Last week, Christopher E. Ferrell and David B. Reinke of the Mineta Transportation Institute released a report titled “Household Income and Vehicle Fuel Economy in California,” comparing the financial impact of switching from a fuel tax to a “road-user charge” (RUC) based on vehicle miles traveled (VMT) for funding transportation infrastructure.
Using the 2010-2011 California Household Travel Survey (CHTS) and the EPA database on vehicle fuel efficiency, the team analyzed households by income group and area type (urban or rural), with their current driving habits as a base. There were three main findings from the study.
First, daily household fuel consumption and vehicle-miles traveled (VMT) both appear to increase with household income. Second, urban and rural households show roughly the same amount of fuel consumption and VMT. And finally, although the analysis found the estimated costs of either program would be slightly different for different income groups and for rural versus urban households, it found no statistically significant difference in cost between the two programs in any income group.
In terms of revitalizing the HTF, this study does not have a clear policy agenda. Supporters of a VMT-fee based funding mechanism for the HTF would suggest that such a fee would likely not raise the cost of maintaining and owning a vehicle, but opponents would likely say the same thing.

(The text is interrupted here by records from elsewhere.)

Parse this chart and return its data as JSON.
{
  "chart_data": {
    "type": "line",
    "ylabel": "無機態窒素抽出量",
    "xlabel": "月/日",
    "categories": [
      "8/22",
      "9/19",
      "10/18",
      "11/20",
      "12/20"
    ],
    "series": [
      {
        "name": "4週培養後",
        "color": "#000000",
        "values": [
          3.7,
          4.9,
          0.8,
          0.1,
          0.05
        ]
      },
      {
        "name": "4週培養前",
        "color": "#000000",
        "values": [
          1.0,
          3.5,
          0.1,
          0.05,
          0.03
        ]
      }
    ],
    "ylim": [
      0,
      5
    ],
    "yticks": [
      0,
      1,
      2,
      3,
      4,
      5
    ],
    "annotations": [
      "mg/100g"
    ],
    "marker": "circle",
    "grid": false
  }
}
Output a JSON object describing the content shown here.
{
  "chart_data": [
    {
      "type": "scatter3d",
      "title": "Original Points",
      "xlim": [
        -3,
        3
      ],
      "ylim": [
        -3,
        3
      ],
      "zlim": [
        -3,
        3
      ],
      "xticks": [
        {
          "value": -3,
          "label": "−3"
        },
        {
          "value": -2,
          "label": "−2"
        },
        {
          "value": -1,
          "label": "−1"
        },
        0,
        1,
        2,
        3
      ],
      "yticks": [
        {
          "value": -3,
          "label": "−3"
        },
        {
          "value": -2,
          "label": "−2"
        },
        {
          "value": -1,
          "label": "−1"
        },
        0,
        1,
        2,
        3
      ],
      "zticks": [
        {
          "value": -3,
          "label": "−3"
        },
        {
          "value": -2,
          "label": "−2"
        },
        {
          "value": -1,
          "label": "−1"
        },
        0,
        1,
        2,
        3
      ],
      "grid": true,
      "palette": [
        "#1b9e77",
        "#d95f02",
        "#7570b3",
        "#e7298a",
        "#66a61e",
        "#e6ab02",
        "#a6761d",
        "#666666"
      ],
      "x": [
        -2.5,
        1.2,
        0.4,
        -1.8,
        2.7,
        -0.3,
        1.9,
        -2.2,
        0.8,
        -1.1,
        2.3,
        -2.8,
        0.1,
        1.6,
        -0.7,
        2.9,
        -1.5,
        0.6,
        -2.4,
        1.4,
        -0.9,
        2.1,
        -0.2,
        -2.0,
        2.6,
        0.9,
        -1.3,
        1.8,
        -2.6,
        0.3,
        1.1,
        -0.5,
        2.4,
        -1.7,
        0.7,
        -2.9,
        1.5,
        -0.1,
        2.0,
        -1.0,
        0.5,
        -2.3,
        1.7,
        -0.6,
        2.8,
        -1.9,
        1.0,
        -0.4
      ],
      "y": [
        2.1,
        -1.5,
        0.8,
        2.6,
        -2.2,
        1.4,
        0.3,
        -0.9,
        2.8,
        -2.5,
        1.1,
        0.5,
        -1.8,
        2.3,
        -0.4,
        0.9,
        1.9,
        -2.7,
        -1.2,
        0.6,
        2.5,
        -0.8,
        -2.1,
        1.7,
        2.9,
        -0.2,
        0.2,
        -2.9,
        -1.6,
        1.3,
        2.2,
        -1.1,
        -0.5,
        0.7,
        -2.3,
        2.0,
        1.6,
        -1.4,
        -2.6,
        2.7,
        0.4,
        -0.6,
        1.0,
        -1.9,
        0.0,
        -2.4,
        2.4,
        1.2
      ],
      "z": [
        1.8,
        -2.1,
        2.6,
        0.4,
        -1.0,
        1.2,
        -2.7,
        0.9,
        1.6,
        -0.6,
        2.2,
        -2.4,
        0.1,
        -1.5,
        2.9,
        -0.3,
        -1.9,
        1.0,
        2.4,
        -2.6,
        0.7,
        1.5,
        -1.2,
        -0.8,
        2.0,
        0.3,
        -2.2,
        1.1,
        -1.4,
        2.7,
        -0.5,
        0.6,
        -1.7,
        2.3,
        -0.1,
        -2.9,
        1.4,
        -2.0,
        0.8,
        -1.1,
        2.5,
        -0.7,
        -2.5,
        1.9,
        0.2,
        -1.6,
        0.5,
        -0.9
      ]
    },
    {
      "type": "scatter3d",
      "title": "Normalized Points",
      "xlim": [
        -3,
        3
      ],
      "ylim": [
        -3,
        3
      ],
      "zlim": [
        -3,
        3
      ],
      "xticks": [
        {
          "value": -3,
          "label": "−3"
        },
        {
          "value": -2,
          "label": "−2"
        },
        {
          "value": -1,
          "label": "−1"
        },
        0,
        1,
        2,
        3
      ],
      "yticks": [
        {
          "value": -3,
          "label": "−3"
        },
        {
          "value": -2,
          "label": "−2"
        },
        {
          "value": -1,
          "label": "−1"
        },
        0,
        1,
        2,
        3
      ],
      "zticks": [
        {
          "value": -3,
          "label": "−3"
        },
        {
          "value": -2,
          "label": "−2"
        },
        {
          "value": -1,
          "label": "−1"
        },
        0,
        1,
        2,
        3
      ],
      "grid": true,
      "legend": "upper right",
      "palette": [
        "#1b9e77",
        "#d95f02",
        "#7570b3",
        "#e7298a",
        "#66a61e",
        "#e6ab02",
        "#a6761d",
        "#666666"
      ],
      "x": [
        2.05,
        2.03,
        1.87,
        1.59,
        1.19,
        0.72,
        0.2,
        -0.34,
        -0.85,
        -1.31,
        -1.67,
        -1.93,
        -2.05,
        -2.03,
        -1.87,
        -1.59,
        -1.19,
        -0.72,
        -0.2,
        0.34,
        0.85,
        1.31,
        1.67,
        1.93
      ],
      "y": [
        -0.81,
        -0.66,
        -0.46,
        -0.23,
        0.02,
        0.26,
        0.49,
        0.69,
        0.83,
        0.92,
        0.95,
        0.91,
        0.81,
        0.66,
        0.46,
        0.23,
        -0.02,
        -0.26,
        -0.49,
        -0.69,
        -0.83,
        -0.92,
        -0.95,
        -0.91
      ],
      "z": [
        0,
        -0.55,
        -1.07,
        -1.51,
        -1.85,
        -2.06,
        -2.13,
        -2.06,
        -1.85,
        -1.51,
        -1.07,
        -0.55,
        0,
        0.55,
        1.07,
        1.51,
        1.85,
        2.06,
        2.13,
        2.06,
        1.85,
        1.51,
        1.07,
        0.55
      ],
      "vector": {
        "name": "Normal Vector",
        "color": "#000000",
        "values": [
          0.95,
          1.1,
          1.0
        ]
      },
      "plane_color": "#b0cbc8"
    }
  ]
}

The HTF needs to increase its source of income, not maintain it, as the current annual amount of revenue going into the HTF is what has led to its insolvency. This does not rule out VMT-based funding sources, but it does hint at the need for a wide range of multiple funding sources.
Though more research needs to be done to determine if the statistical difference does not exist, the study described within the report provides new data to consider when developing a new funding mechanism.